First-time playwright Peter Morgan -- author of the Oscar-winning films The Queen and The Last King of Scotland -- has offered an astonished and astonishing gaze at what transpires when two driven men fight a championship verbal bout where only one man can prevail. If the Broadway production is somewhat less electrifying than it was in London, it's because the small Donmar Warehouse lent the 105-minute intermissionless piece an immediacy it doesn't quite have at the Jacobs, where the larger surroundings and proscenium staging seems to have slightly flattened the drama.
Having been deprived of both his American popularity by the cancellation of his talk show and his regular table at Sardi's, Frost decides that talking to Nixon in front of the cameras will put him back in the international spotlight. Nixon assumes that in batting aside the cream-puff questions he anticipates Frost will ask, he'll show himself to be a misunderstood statesman, welcome once more in the international political whirl. And, thanks to the not-so-good-old-days of checkbook journalism, Nixon will make a pretty penny doing it.
Right off, Morgan establishes stakes that couldn't be much higher -- and then maximizes them in nifty ways. He drops in the touch-and-go problems that Frost, who's being underestimated by advertisers, encounters in raising the capital necessary to launch his project. Morgan further ramps up the excitement by establishing the initial advantages Nixon gets over Frost when they finally dive into the taping. That advantage is maintained until Frost's investigator, writer Jim Reston (Stephen Kunken) -- who's long made it his business to nail Nixon -- comes up with something out of left field that shifts the balance. Incidentally, that discovery leads Nixon to utter a dictum about legality and the Presidency that seems to be guiding the current occupant of the Oval Office.
Watching Frost/Nixon, which has been directed by Michael Grandage with hard-nosed assurance, is like observing an intellectual boxing-match. The early scenes are akin to training-camp workouts, complete with sparring partners. The interviews are a four-round contest with the knockout punch delivered in the fourth round.
Set designer Christopher Oram (who also did the costumes) keeps the stage as bare as an arena, although high above it are television monitors that eventually display the central characters' faces in unforgiving close-ups.

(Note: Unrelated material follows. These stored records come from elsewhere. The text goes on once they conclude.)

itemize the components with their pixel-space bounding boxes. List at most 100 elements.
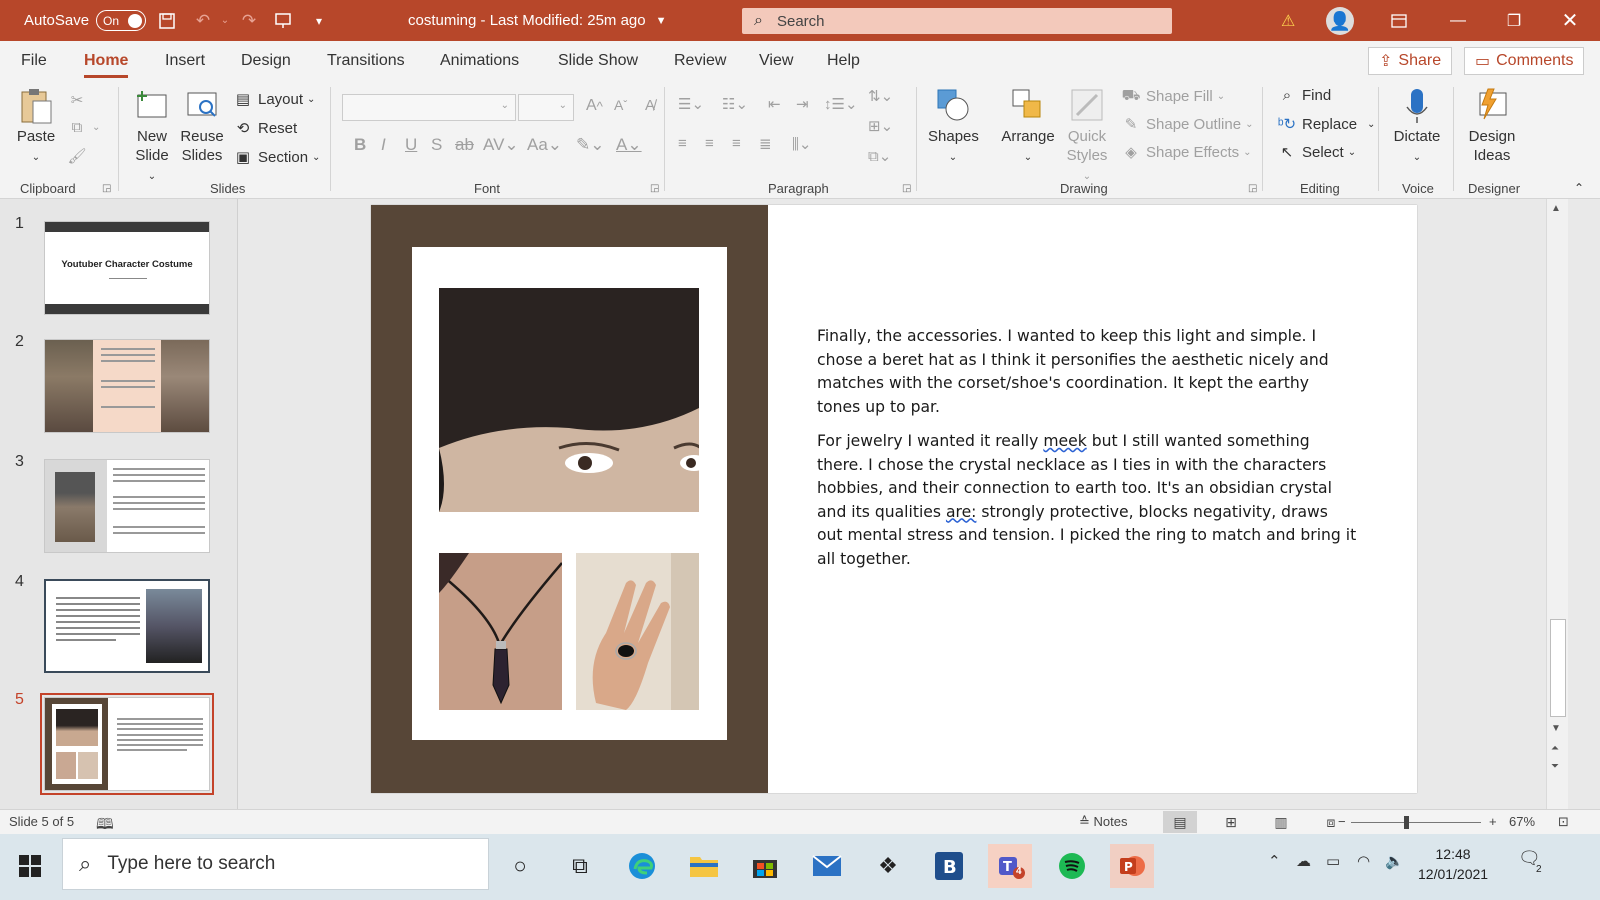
photo-card[interactable]: [412, 247, 727, 740]
reuse-slides-button[interactable]: Reuse Slides: [180, 87, 224, 165]
zoom-level[interactable]: 67%: [1509, 814, 1535, 829]
tab-file[interactable]: File: [21, 52, 47, 70]
copy-icon[interactable]: ⧉ ⌄: [66, 119, 101, 136]
cortana-icon[interactable]: ○: [498, 844, 542, 888]
shrink-font-icon[interactable]: Aˇ: [614, 97, 627, 113]
align-left-icon[interactable]: ≡: [678, 135, 687, 152]
columns-icon[interactable]: ⫼⌄: [792, 135, 811, 153]
underline-icon[interactable]: U: [405, 135, 417, 155]
slide-sorter-icon[interactable]: ⊞: [1214, 811, 1248, 833]
zoom-out-icon[interactable]: −: [1338, 814, 1346, 829]
decrease-indent-icon[interactable]: ⇤: [768, 95, 781, 113]
shape-effects-button[interactable]: ◈ Shape Effects ⌄: [1120, 143, 1251, 162]
quick-styles-button[interactable]: Quick Styles ⌄: [1064, 87, 1110, 186]
minimize-icon[interactable]: —: [1430, 0, 1486, 41]
design-ideas-button[interactable]: Design Ideas: [1466, 87, 1518, 165]
paste-button[interactable]: Paste ⌄: [16, 87, 56, 167]
font-launcher-icon[interactable]: ◲: [650, 183, 659, 194]
previous-slide-icon[interactable]: ⏶: [1551, 743, 1559, 754]
change-case-icon[interactable]: Aa⌄: [527, 135, 562, 155]
slide-thumbnail-3[interactable]: [44, 459, 210, 553]
ring-photo[interactable]: [576, 553, 699, 710]
slide-thumbnail-4[interactable]: [44, 579, 210, 673]
drawing-launcher-icon[interactable]: ◲: [1248, 183, 1257, 194]
numbering-icon[interactable]: ☷⌄: [722, 95, 748, 113]
shape-fill-button[interactable]: ⛟ Shape Fill ⌄: [1120, 87, 1226, 106]
beret-photo[interactable]: [439, 288, 699, 512]
normal-view-icon[interactable]: ▤: [1163, 811, 1197, 833]
align-text-icon[interactable]: ⊞⌄: [868, 117, 893, 135]
slide-thumbnail-2[interactable]: [44, 339, 210, 433]
fit-to-window-icon[interactable]: ⊡: [1558, 814, 1569, 830]
ribbon-display-icon[interactable]: [1371, 0, 1427, 41]
dropbox-icon[interactable]: ❖: [866, 844, 910, 888]
tab-transitions[interactable]: Transitions: [327, 52, 405, 70]
windows-start-icon[interactable]: [8, 844, 52, 888]
smartart-icon[interactable]: ⧉⌄: [868, 147, 891, 165]
collapse-ribbon-icon[interactable]: ⌃: [1574, 181, 1584, 195]
scroll-down-icon[interactable]: ▼: [1551, 723, 1561, 734]
clear-format-icon[interactable]: A̸: [645, 97, 655, 114]
scroll-up-icon[interactable]: ▲: [1551, 203, 1561, 214]
char-spacing-icon[interactable]: AV⌄: [483, 135, 519, 155]
tab-help[interactable]: Help: [827, 52, 860, 70]
slide-thumbnail-5[interactable]: [40, 693, 214, 795]
replace-button[interactable]: ᵇ↻ Replace ⌄: [1276, 115, 1376, 134]
next-slide-icon[interactable]: ⏷: [1551, 761, 1559, 772]
clipboard-launcher-icon[interactable]: ◲: [102, 183, 111, 194]
teams-icon[interactable]: T 4: [988, 844, 1032, 888]
customize-qat-icon[interactable]: ▾: [306, 0, 332, 41]
find-button[interactable]: ⌕ Find: [1276, 87, 1331, 104]
current-slide[interactable]: Finally, the accessories. I wanted to ke…: [371, 205, 1417, 793]
share-button[interactable]: ⇪ Share: [1368, 47, 1453, 75]
file-explorer-icon[interactable]: [682, 844, 726, 888]
tab-insert[interactable]: Insert: [165, 52, 205, 70]
slide-thumbnail-1[interactable]: Youtuber Character Costume: [44, 221, 210, 315]
select-button[interactable]: ↖ Select ⌄: [1276, 143, 1356, 162]
highlight-icon[interactable]: ✎⌄: [576, 135, 605, 155]
shapes-button[interactable]: Shapes ⌄: [928, 87, 979, 167]
powerpoint-icon[interactable]: P: [1110, 844, 1154, 888]
spotify-icon[interactable]: [1050, 844, 1094, 888]
increase-indent-icon[interactable]: ⇥: [796, 95, 809, 113]
zoom-slider-thumb[interactable]: [1404, 816, 1409, 829]
text-direction-icon[interactable]: ⇅⌄: [868, 87, 893, 105]
reset-button[interactable]: ⟲ Reset: [232, 119, 297, 138]
grow-font-icon[interactable]: A ^: [586, 97, 603, 115]
mail-icon[interactable]: [805, 844, 849, 888]
avatar[interactable]: 👤: [1326, 7, 1354, 35]
bold-icon[interactable]: B: [354, 135, 366, 155]
shadow-icon[interactable]: S: [431, 135, 442, 155]
battery-icon[interactable]: ▭: [1326, 852, 1340, 870]
align-center-icon[interactable]: ≡: [705, 135, 714, 152]
redo-icon[interactable]: ↷: [236, 0, 262, 41]
tab-animations[interactable]: Animations: [440, 52, 519, 70]
tab-view[interactable]: View: [759, 52, 793, 70]
search-box[interactable]: ⌕ Search: [742, 8, 1172, 34]
tab-review[interactable]: Review: [674, 52, 726, 70]
italic-icon[interactable]: I: [381, 135, 386, 155]
wifi-icon[interactable]: ◠: [1357, 852, 1370, 870]
comments-button[interactable]: ▭ Comments: [1464, 47, 1585, 75]
vertical-scrollbar[interactable]: ▲ ▼ ⏶ ⏷: [1546, 199, 1568, 809]
tab-slide-show[interactable]: Slide Show: [558, 52, 638, 70]
bullets-icon[interactable]: ☰⌄: [678, 95, 704, 113]
reading-view-icon[interactable]: ▥: [1264, 811, 1298, 833]
task-view-icon[interactable]: ⧉: [558, 844, 602, 888]
font-name-select[interactable]: ⌄: [342, 94, 516, 121]
zoom-slider[interactable]: [1351, 822, 1481, 823]
layout-button[interactable]: ▤ Layout ⌄: [232, 90, 316, 109]
paragraph-launcher-icon[interactable]: ◲: [902, 183, 911, 194]
strikethrough-icon[interactable]: ab: [455, 135, 474, 155]
undo-dropdown-icon[interactable]: ⌄: [212, 0, 238, 41]
document-title[interactable]: costuming - Last Modified: 25m ago ▼: [408, 0, 667, 41]
arrange-button[interactable]: Arrange ⌄: [1000, 87, 1056, 167]
format-painter-icon[interactable]: 🖌: [66, 147, 92, 165]
warning-icon[interactable]: ⚠: [1281, 0, 1295, 41]
tab-home[interactable]: Home: [84, 52, 129, 78]
line-spacing-icon[interactable]: ↕☰⌄: [824, 95, 858, 113]
store-icon[interactable]: [743, 844, 787, 888]
b-app-icon[interactable]: B: [927, 844, 971, 888]
close-icon[interactable]: ✕: [1542, 0, 1598, 41]
autosave-toggle[interactable]: On: [96, 10, 146, 31]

While neither Langella nor Sheen bears a strong resemblance to the actual men they portray, to call their performances bravura is only to hint at the acting heights they scale. Langella not only has the Nixon mannerisms under complete control; he very impressively suggests Nixon's in-and-out sense of humor -- the jokes that land, the ones that don't. When Nixon finally cracks, Langella's body language and face, particularly larger-than-life on those television monitors, is a virtual poem of craggy defeat. For his part, Sheen has assimilated Frost's inflections and behavior, but he's never a walking caricature.
Of the supporting cast, Remy Auberjonois as Frost pal/producer John Birt, Corey Johnson as Nixon's chief of staff, Jack Brennan, Stephen Rowe as uber-agent Swifty Lazar and CBS newsman Mike Wallace, and Sonya Walger as Frost's gal pal Caroline Cushing do the script more than justice. However, the usually outstanding Stephen Kunken lacks the obligatory dynamism for Reston, who narrates the play and is intended to impart much of its urgency with his furious disdain for Nixon.
What Frost/Nixon brilliantly delivers is a figurative battle of heavyweights -- without a jab too many or a hook too few.